RFR: 8323807: Async UL: Add a stalling mode to async UL [v10]
Johan Sjölen
jsjolen at openjdk.org
Thu Jan 23 07:54:54 UTC 2025
On Thu, 23 Jan 2025 03:39:30 GMT, David Holmes <dholmes at openjdk.org> wrote:
>> Johan Sjölen has updated the pull request incrementally with one additional commit since the last revision:
>>
>> NOT_DEBUG is not the same as PRODUCT_ONLY I assume
>
> src/hotspot/share/logging/logAsyncWriter.cpp line 309:
>
>> 307: AsyncLogWriter* instance = AsyncLogWriter::instance();
>> 308: if (instance != nullptr) {
>> 309: if ((uintptr_t)instance == (uintptr_t)Thread::current_or_null()) {
>
> Why the casts ??
Sorry, that was sloppy of me.
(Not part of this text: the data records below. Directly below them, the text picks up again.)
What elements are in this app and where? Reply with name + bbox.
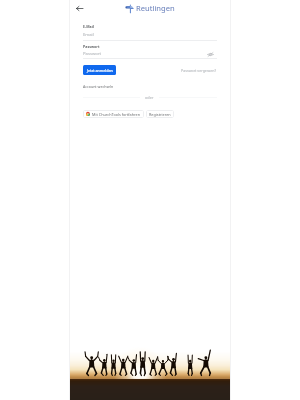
button[interactable]: Show password	[206, 50, 214, 58]
staticText: Jetzt anmelden	[87, 68, 113, 73]
staticText: Passwort	[83, 44, 100, 49]
staticText: oder	[145, 95, 154, 100]
staticText: Passwort	[83, 51, 206, 57]
staticText: E-Mail	[83, 24, 94, 29]
staticText: Reutlingen	[136, 3, 175, 13]
button[interactable]: Mit ChurchTools fortfahren	[83, 110, 144, 118]
staticText: Passwort vergessen?	[181, 68, 217, 73]
staticText: Account wechseln	[83, 84, 114, 89]
staticText: Registrieren	[149, 112, 171, 117]
staticText: Mit ChurchTools fortfahren	[92, 112, 141, 117]
button[interactable]: Passwort vergessen?	[181, 68, 217, 73]
button[interactable]: Account wechseln	[83, 84, 114, 89]
button[interactable]: Jetzt anmelden	[83, 65, 116, 75]
staticText: Email	[83, 32, 94, 38]
button[interactable]: Back	[73, 2, 86, 15]
button[interactable]: Registrieren	[146, 110, 174, 118]
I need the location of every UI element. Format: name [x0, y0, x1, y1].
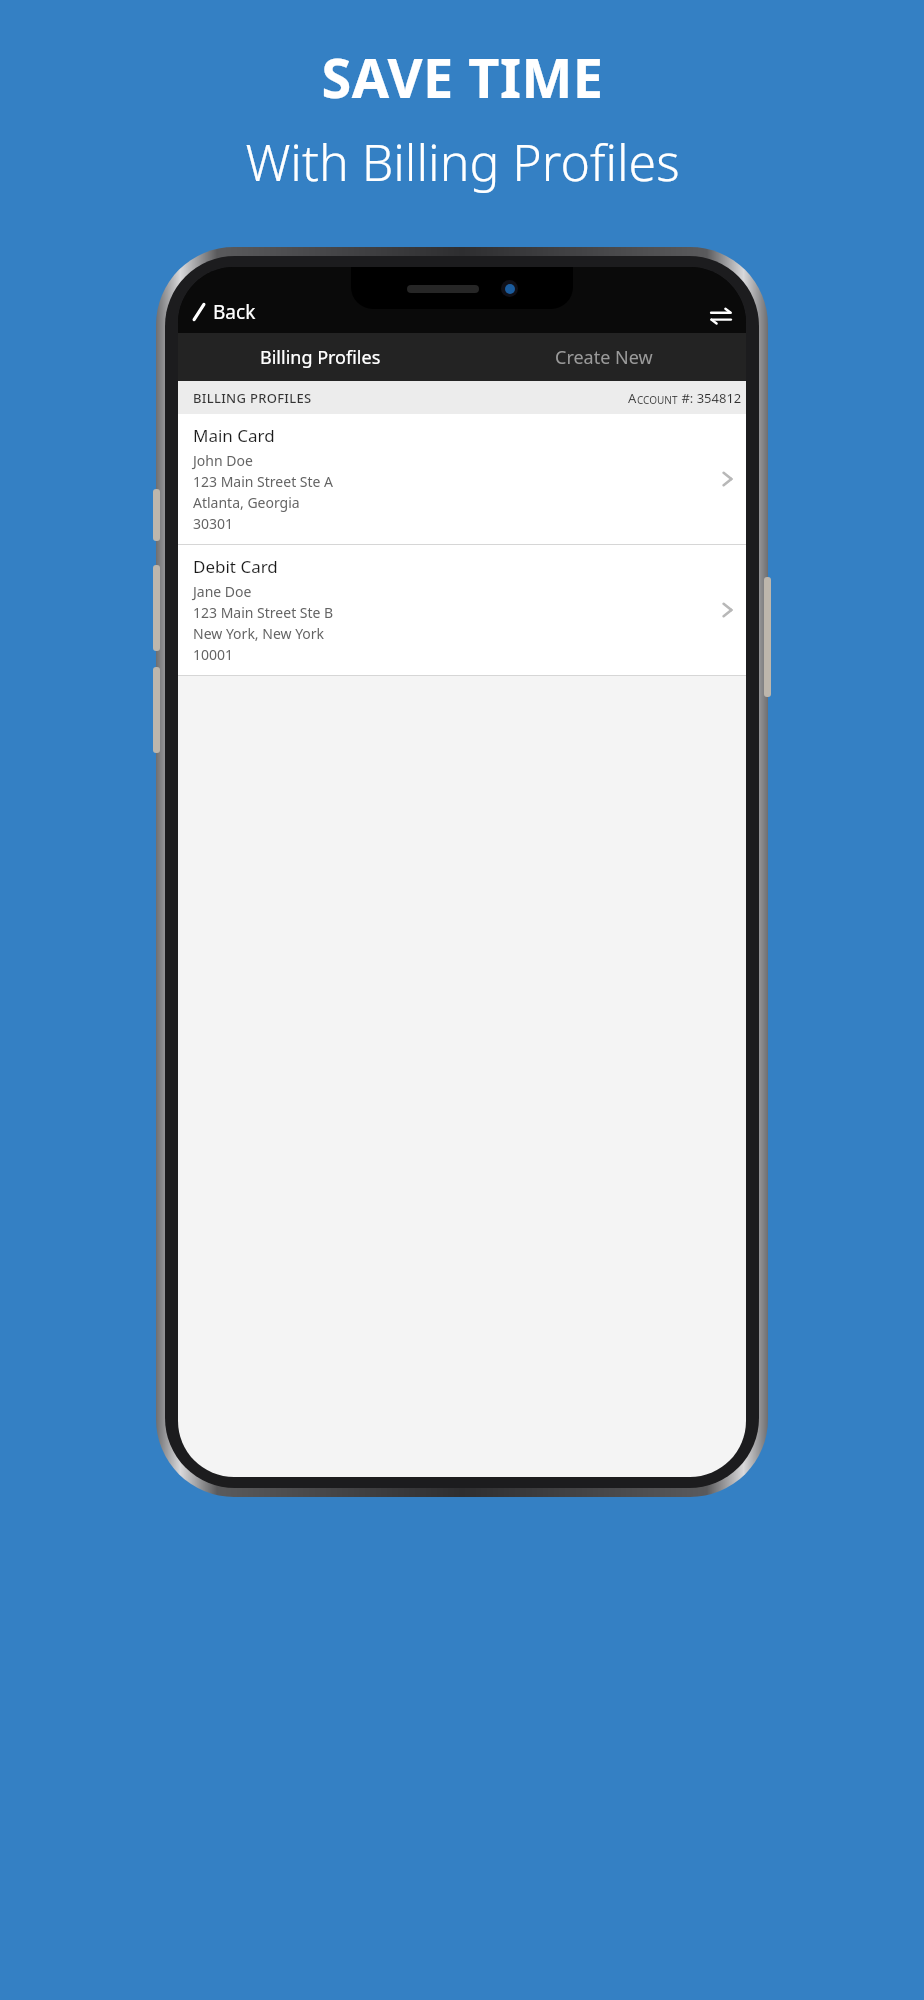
staticText: SAVE TIME	[321, 40, 604, 114]
button[interactable]: Create New	[462, 333, 746, 381]
staticText: CCOUNT	[637, 393, 678, 407]
staticText: 123 Main Street Ste A	[193, 472, 334, 491]
staticText: Back	[213, 299, 256, 325]
staticText: Create New	[555, 345, 653, 370]
staticText: 123 Main Street Ste B	[193, 603, 334, 622]
staticText: A	[628, 389, 637, 407]
staticText: Main Card	[193, 424, 275, 447]
staticText: 10001	[193, 645, 234, 664]
button[interactable]: Debit Card	[178, 545, 746, 675]
staticText: With Billing Profiles	[245, 128, 680, 196]
staticText: #: 354812	[678, 389, 742, 407]
staticText: Atlanta, Georgia	[193, 493, 300, 512]
staticText: Debit Card	[193, 555, 278, 578]
staticText: New York, New York	[193, 624, 325, 643]
button[interactable]: Back	[178, 293, 274, 333]
button[interactable]: Billing Profiles	[178, 333, 462, 381]
staticText: 30301	[193, 514, 234, 533]
staticText: Billing Profiles	[260, 345, 381, 370]
button[interactable]: Main Card	[178, 414, 746, 544]
button[interactable]: Sync	[696, 299, 746, 333]
staticText: John Doe	[193, 451, 253, 470]
staticText: Jane Doe	[193, 582, 252, 601]
staticText: BILLING PROFILES	[193, 389, 312, 407]
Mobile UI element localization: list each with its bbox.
I still need a cast, but to the proper `Thread` type.
> src/hotspot/share/logging/logAsyncWriter.cpp line 312:
>
>> 310: // If logging from the consuming thread then fall back on synchronous logging.
>> 311: // Otherwise, the consuming thread may wait on itself to print the message,
>> 312: // this obviously leads to a deadlocked system.
>
> I'm somewhat surprised that we already allowing for logging within the logging thread as that potentially leads to infinite recursion. ??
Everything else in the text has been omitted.